Ending problem #2, the one everyone seems to be talking about. For me, the comic's strongest moment was the ending. It came out of nowhere and gave no pat solution, but it seemed the best ending for the melancholy that came before it. And it seems a stroke of genius that Snyder made the film ending not come out of nowhere and be even more of a betrayal than the original's. Yet, logicially, there are flaws in making Dr. Manhattan's power the villain. Dr. Manhattan worked for the US-- wouldn't the world blame the US for the bombings? And Dr. Manhattan is known quantity, unlike the mysterious alien of the original. That's less time to waste researching and more time to get back to fighting one another with human weapons. I find it hard to accept the ending in the film because Veidt's plan is meant to be the final solution. The change makes it seem a little more temporary.

I also have to congratulate the film on its improvement of Laurie as a character. Though her actress was not the film's strongest (Superhero films, take note, your actress' always suck. It is not enough that they are hot, there's acting involved too.), film-Laurie becomes less of a confused, constantly crying woman-child to a still-confused but more willing to do something about it superheroine. I'm also pleased that the male/female nudity balance was about equal; if anything there was more male than female nudity. I was pleasantly surprised with the treatment of the female characters in "300" and Snyder seems to continue on that path for "Watchmen."

But the most compelling reason I can give in praise of the film is that it takes the graphic novel's overarching vision of recent American history and amplifies it on film. If an alien ever does land in New York City, "Watchmen" might be the best film to explain this strange land mass to him.

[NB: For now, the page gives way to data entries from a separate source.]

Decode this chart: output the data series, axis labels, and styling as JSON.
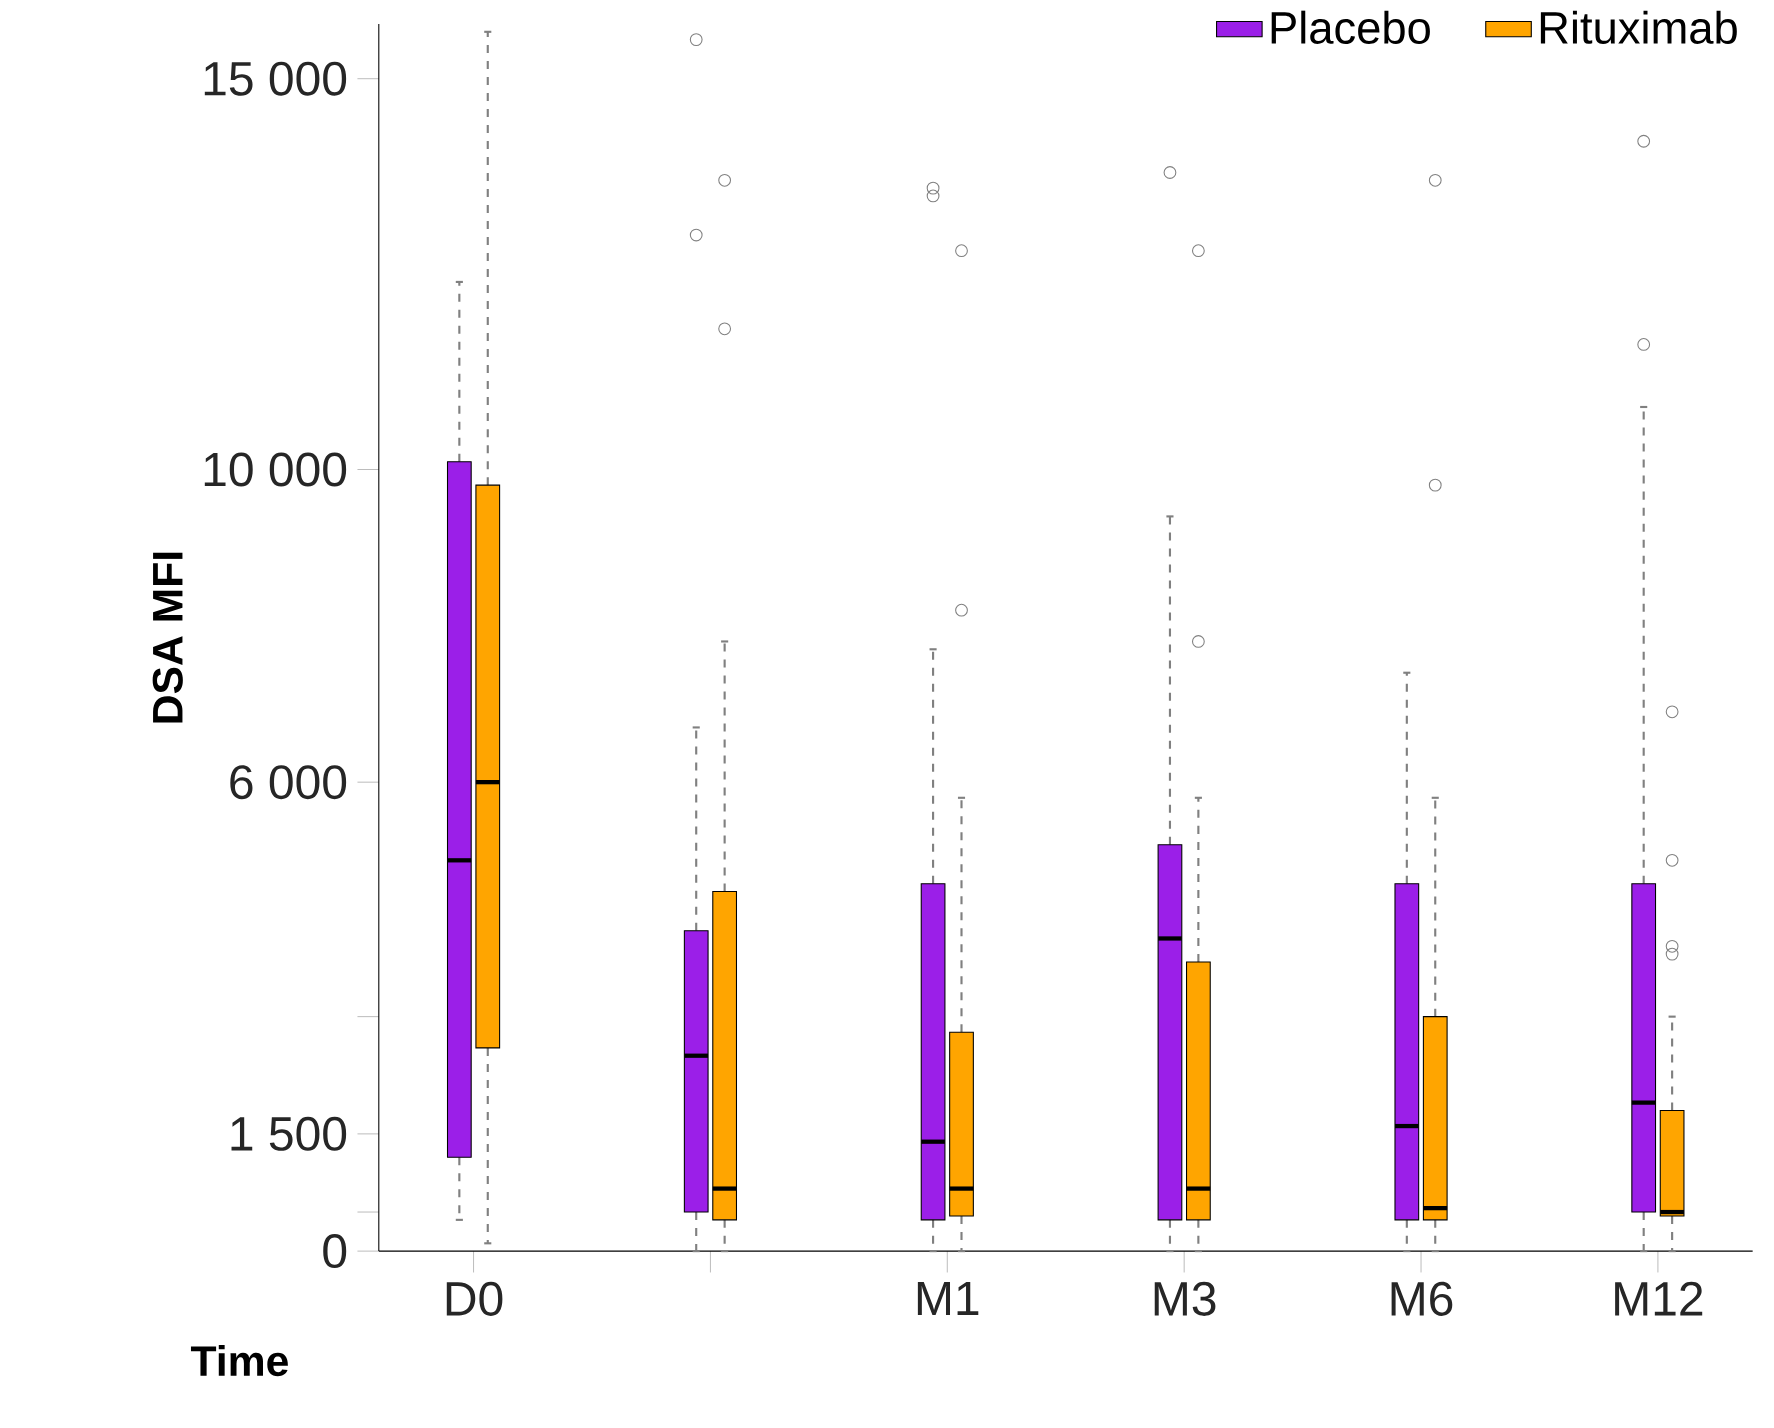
{
  "chart_data": {
    "type": "box",
    "ylabel": "DSA MFI",
    "xlabel": "Time",
    "categories": [
      "D0",
      null,
      "M1",
      "M3",
      "M6",
      "M12"
    ],
    "ylim": [
      0,
      15700
    ],
    "yticks": [
      0,
      {
        "value": 500,
        "label": null
      },
      {
        "value": 1500,
        "label": "1 500"
      },
      {
        "value": 3000,
        "label": null
      },
      {
        "value": 6000,
        "label": "6 000"
      },
      {
        "value": 10000,
        "label": "10 000"
      },
      {
        "value": 15000,
        "label": "15 000"
      }
    ],
    "legend": "top right",
    "marker": "circle",
    "line_style": "dashed",
    "series": [
      {
        "name": "Placebo",
        "color": "#9b1fe8",
        "boxes": [
          {
            "low": 400,
            "q1": 1200,
            "median": 5000,
            "q3": 10100,
            "high": 12400
          },
          {
            "low": 0,
            "q1": 500,
            "median": 2500,
            "q3": 4100,
            "high": 6700,
            "outliers": [
              15500,
              13000
            ]
          },
          {
            "low": 0,
            "q1": 400,
            "median": 1400,
            "q3": 4700,
            "high": 7700,
            "outliers": [
              13600,
              13500
            ]
          },
          {
            "low": 0,
            "q1": 400,
            "median": 4000,
            "q3": 5200,
            "high": 9400,
            "outliers": [
              13800
            ]
          },
          {
            "low": 0,
            "q1": 400,
            "median": 1600,
            "q3": 4700,
            "high": 7400
          },
          {
            "low": 0,
            "q1": 500,
            "median": 1900,
            "q3": 4700,
            "high": 10800,
            "outliers": [
              14200,
              11600
            ]
          }
        ]
      },
      {
        "name": "Rituximab",
        "color": "#ffa500",
        "boxes": [
          {
            "low": 100,
            "q1": 2600,
            "median": 6000,
            "q3": 9800,
            "high": 15600
          },
          {
            "low": 0,
            "q1": 400,
            "median": 800,
            "q3": 4600,
            "high": 7800,
            "outliers": [
              13700,
              11800
            ]
          },
          {
            "low": 0,
            "q1": 450,
            "median": 800,
            "q3": 2800,
            "high": 5800,
            "outliers": [
              12800,
              8200
            ]
          },
          {
            "low": 0,
            "q1": 400,
            "median": 800,
            "q3": 3700,
            "high": 5800,
            "outliers": [
              12800,
              7800
            ]
          },
          {
            "low": 0,
            "q1": 400,
            "median": 550,
            "q3": 3000,
            "high": 5800,
            "outliers": [
              13700,
              9800
            ]
          },
          {
            "low": 0,
            "q1": 450,
            "median": 500,
            "q3": 1800,
            "high": 3000,
            "outliers": [
              6900,
              5000,
              3900,
              3800
            ]
          }
        ]
      }
    ]
  }
}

Addendum: Listening to the AV Club's commentary, I remember something I neglected previously. I think the overarching feeling of paranoia and the connections to modern day issue's such as terrorism, links I felt strongly in the comic, disappeared almost entirely on screen. Although everyone spoke of nuclear annihilation, few moments captured the terror of a world brinking towards collapse and I have to imagine that the lack of the people on the street, captured in a storyline that was filmed but will be released separately on DVD, was a main cause. "The Dark Knight" was much stronger on the overarching sense of terror front, I will give it that.

Grade: A-
The Reader
In the 90s, prestige pictures seemed to be (1) historical and (2) boring as hell. "The Reader," not quite as dull as film's like "The English Patient," still seems to fit in that category. It seems as though only Kate Winslet's acting keeps it from that group entirely.

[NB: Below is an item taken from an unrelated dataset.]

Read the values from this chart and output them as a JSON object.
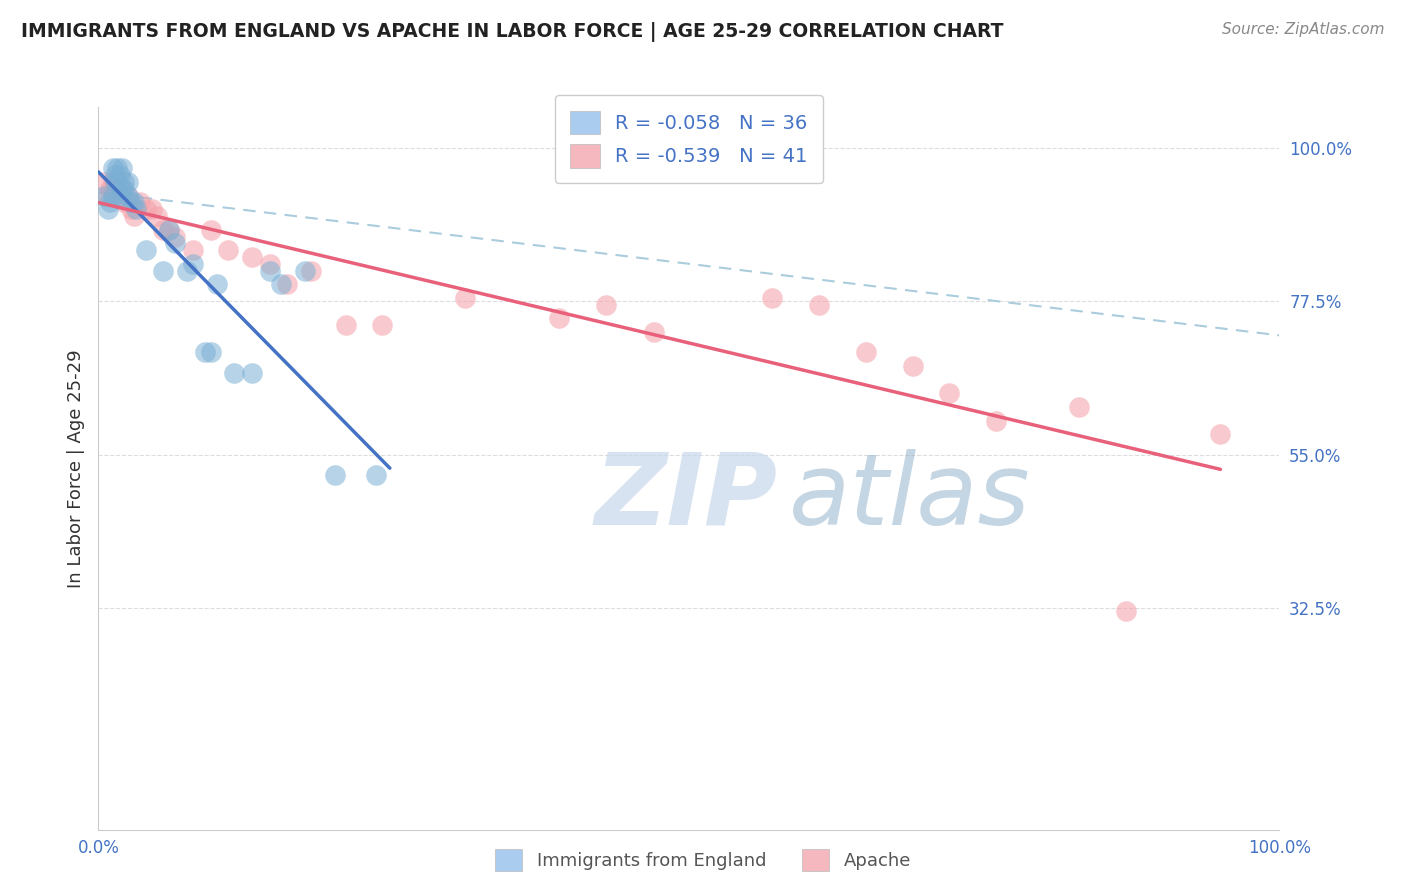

The film deals with a complicated matter in a complicated way and the choices of its protagonists are really the only things that will stick with the audience. Although it doesn't attempt to exploit the horrors of the holocaust like other films have, the whole film feels a little staid and might have been more powerful for it. Winslet's final moments in the film also seem telegraphed and therefore not as shocking. And though they hardly ever work, I would have liked a closing monologue from Winslet's character to make her a bit less distant.

Ralph Fiennes' relationship with his daughter might also have been more poignant and I wonder if there was material from those moments and the scenes with his law school teacher that were cut-- both seemed to be asking the audience to empathize more with these little-seen characters than was possible.

Overall, this film was a marked improvement from "Benjamin Button" but I still hold that "The Visitor" was the year's best prestige pic.